It seems to me that Turkey tried to stop Russia from attacking the Turkmen rebels near its border. Turkey had protested about such attacks a few days before this incident in vain. But Turkey's attempt backfired badly with Russia having escalated its attacks at the border, a Turkish aid convoy was hit without that generating much of an outrage in the international community.
Then given that the Turkish shoot down of the Russian bomber has moved Turkey a lot farther away from implementing its agenda (protection of the population on Northern Syria using safe areas, setting up a no-fly zone there etc. etc.), one can ask why Turkey went about shooting down the Russian bomber, given that the violation of its air space was rather minimal?
I think that Turkey miscalculated the support it would get from NATO. While NATO formally accepted the Turkish perspective on the incident, it called for a de-escalation of this conflict. Britain has said that Russia and Turkey should discuss this incident. That's a rather muted response, it probably falls way short of a very strong condemnation of Russia that Turkey had hoped for.

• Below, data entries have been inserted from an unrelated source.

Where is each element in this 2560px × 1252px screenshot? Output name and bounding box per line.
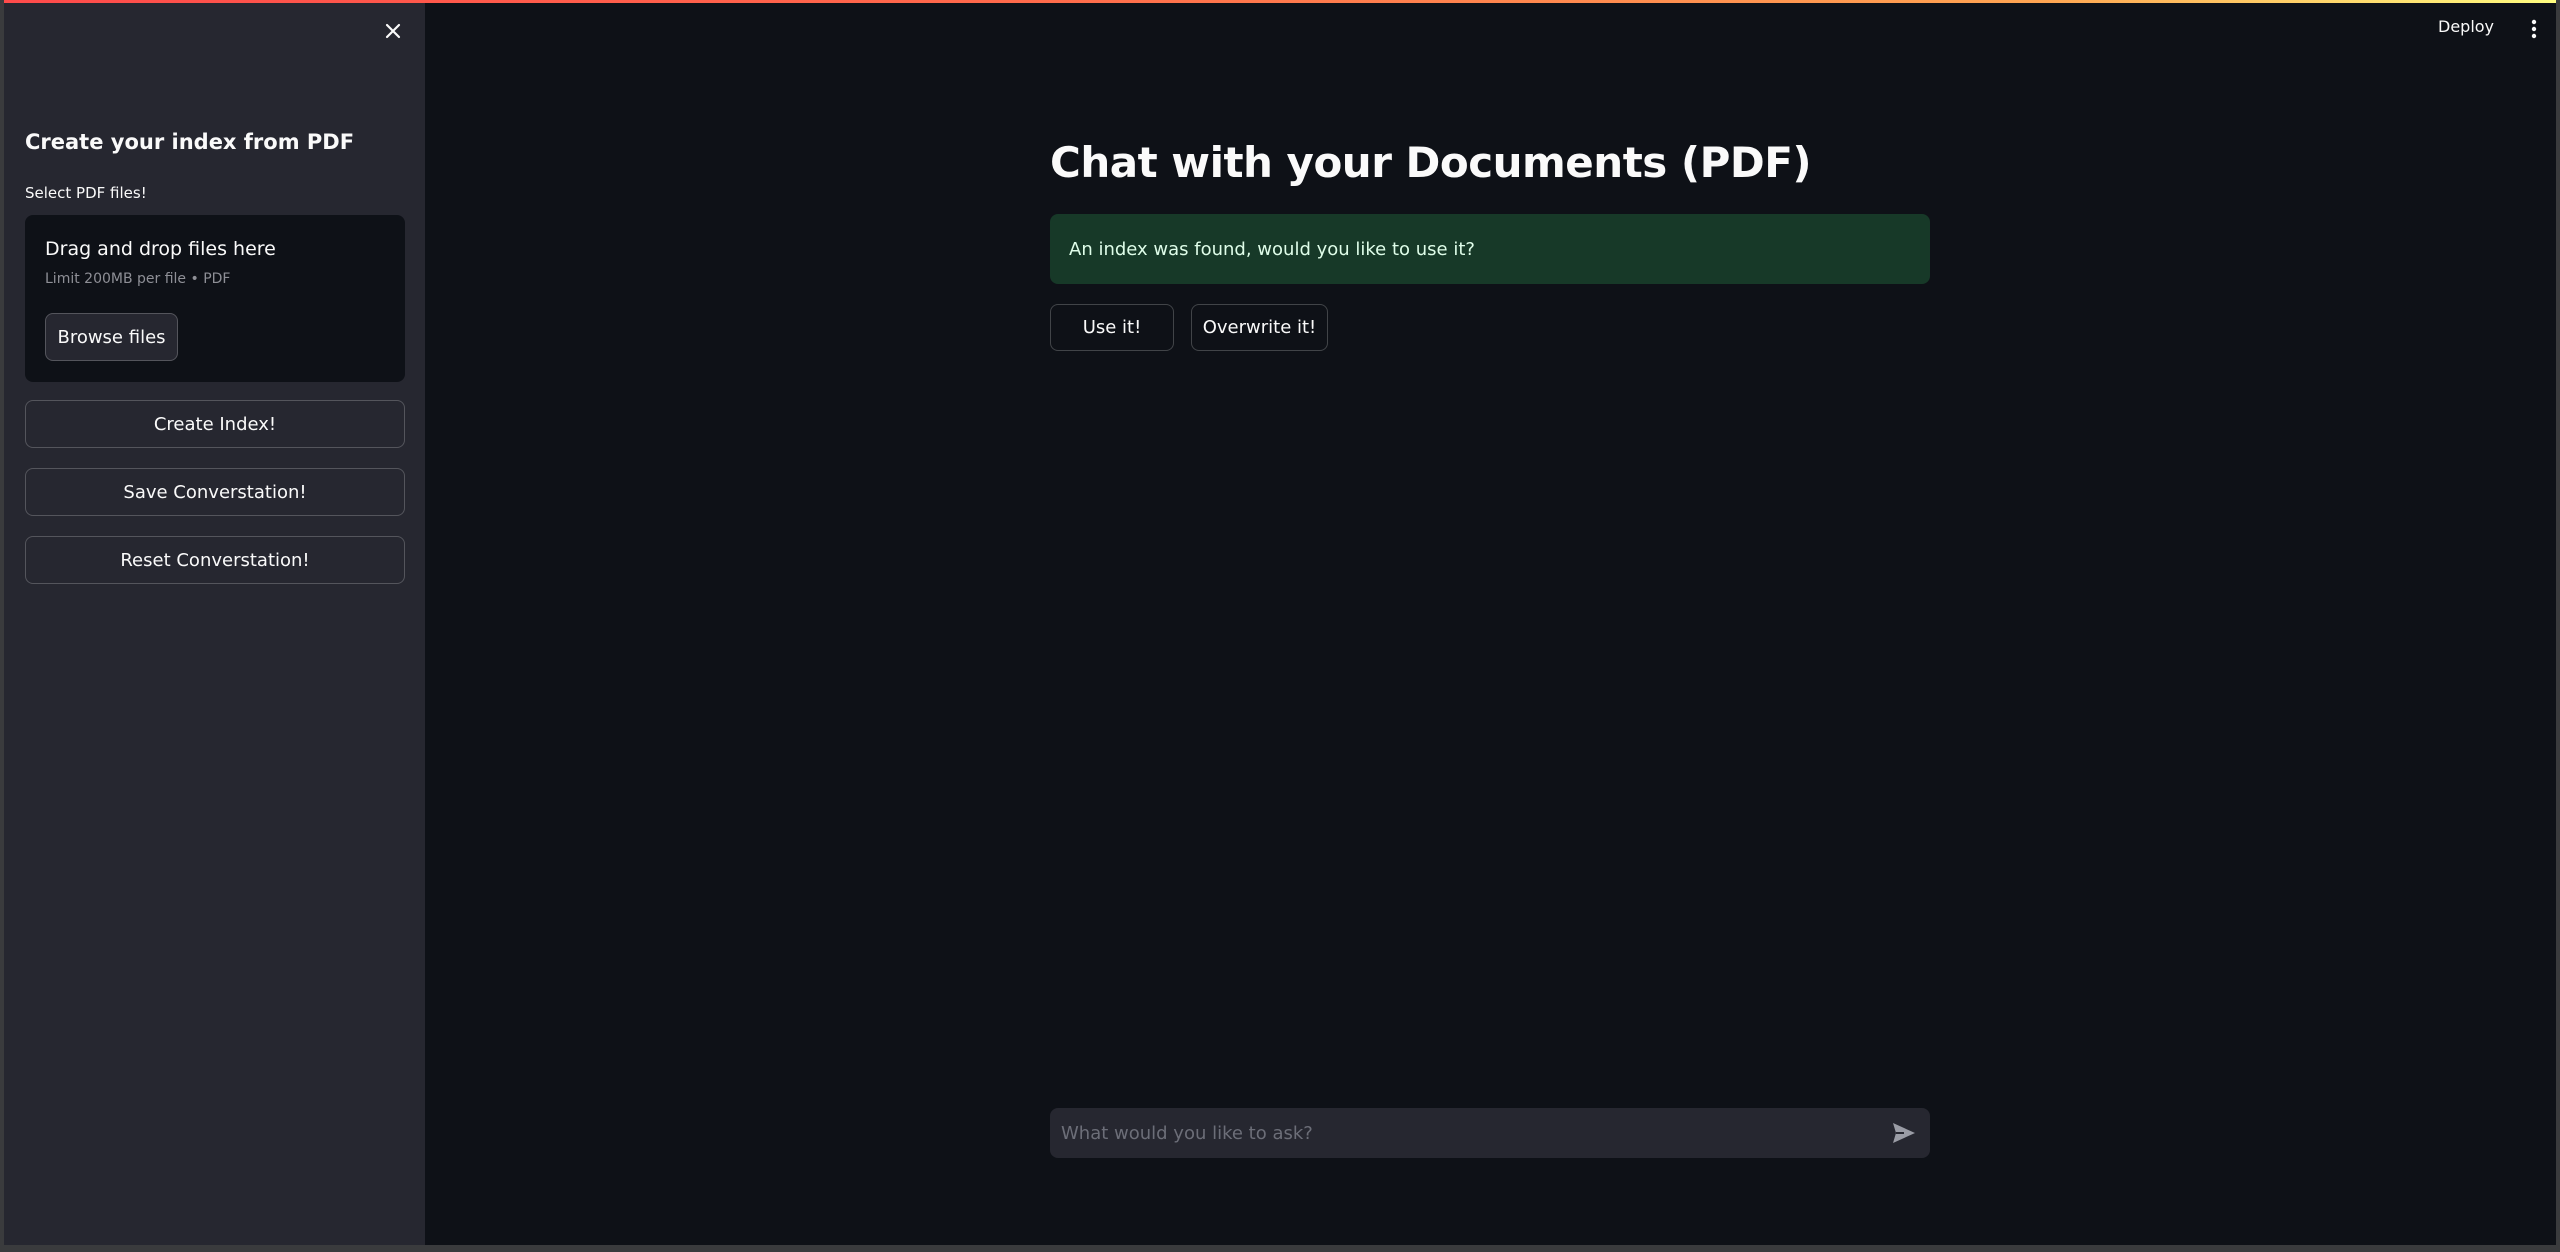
save-conversation-button[interactable]: Save Converstation! bbox=[25, 468, 405, 516]
sidebar-title: Create your index from PDF bbox=[25, 130, 355, 154]
dropzone-title: Drag and drop files here bbox=[45, 238, 276, 260]
deploy-button[interactable]: Deploy bbox=[2438, 17, 2494, 36]
send-button[interactable] bbox=[1890, 1120, 1918, 1146]
more-vertical-icon bbox=[2531, 19, 2537, 39]
sidebar: Create your index from PDF Select PDF fi… bbox=[4, 0, 425, 1245]
success-alert: An index was found, would you like to us… bbox=[1050, 214, 1930, 284]
reset-conversation-button[interactable]: Reset Converstation! bbox=[25, 536, 405, 584]
create-index-button[interactable]: Create Index! bbox=[25, 400, 405, 448]
close-sidebar-button[interactable] bbox=[379, 17, 407, 45]
close-icon bbox=[385, 23, 401, 39]
uploader-label: Select PDF files! bbox=[25, 184, 147, 202]
page-title: Chat with your Documents (PDF) bbox=[1050, 138, 1812, 187]
dropzone-limit: Limit 200MB per file • PDF bbox=[45, 271, 231, 287]
use-index-button[interactable]: Use it! bbox=[1050, 304, 1174, 351]
main-menu-button[interactable] bbox=[2524, 14, 2544, 44]
overwrite-index-button[interactable]: Overwrite it! bbox=[1191, 304, 1328, 351]
send-icon bbox=[1893, 1123, 1915, 1143]
top-decoration-bar bbox=[4, 0, 2556, 3]
chat-input-container bbox=[1050, 1108, 1930, 1158]
chat-input[interactable] bbox=[1050, 1108, 1870, 1158]
app-window: Create your index from PDF Select PDF fi… bbox=[4, 0, 2556, 1245]
browse-files-button[interactable]: Browse files bbox=[45, 313, 178, 361]
file-dropzone[interactable]: Drag and drop files here Limit 200MB per… bbox=[25, 215, 405, 382]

So, instead of moving closer to a situation where Russia is more pressured to stop it's military attacks on non-ISIS targets, Russia has dramatically escalated such attacks. Also, Russia has announced that it will install the S-400 SAM system in Latakia, so if anyone is going to impose a no-fly zone it will likely be Russia.
Turkey has thus played the card of violations of its sovereignty rather badly, considering also that this was the only card left in its hands. Russia, on the other hand, has many such cards yet to play. Russia is intervening on the behalf of the Assad regime; violations by the US, France and others of Syrian sovereignty have been so far tolerated by Russia, something that Russia can always revoke in the future (when more Russian air defense assets arrive in the region) without that being an act of military aggression.
The bombing of the aid convoys is a good example. US planes would never have bombed aid convoys (consider e.g. a suspicious aid convoy near Raqqa, the US would be very careful to first verify that it's not an aid convoy, warn the drivers and take the convoy out only after multiple warnings). The US would also be legally obliged to act that way, because it is an intervention outside of its territory.
For Russia the legal situation is different, because it can make the case that the Turkish convoy violated Syrian sovereignty and was therefore justifiably taken out. Russia doesn't care about whether or not the convoy was in fact a civilian convoy or not, just that it was not cleared with them or the Syrian authorities to make sure it didn't contain any weapons for the rebels operating in the area.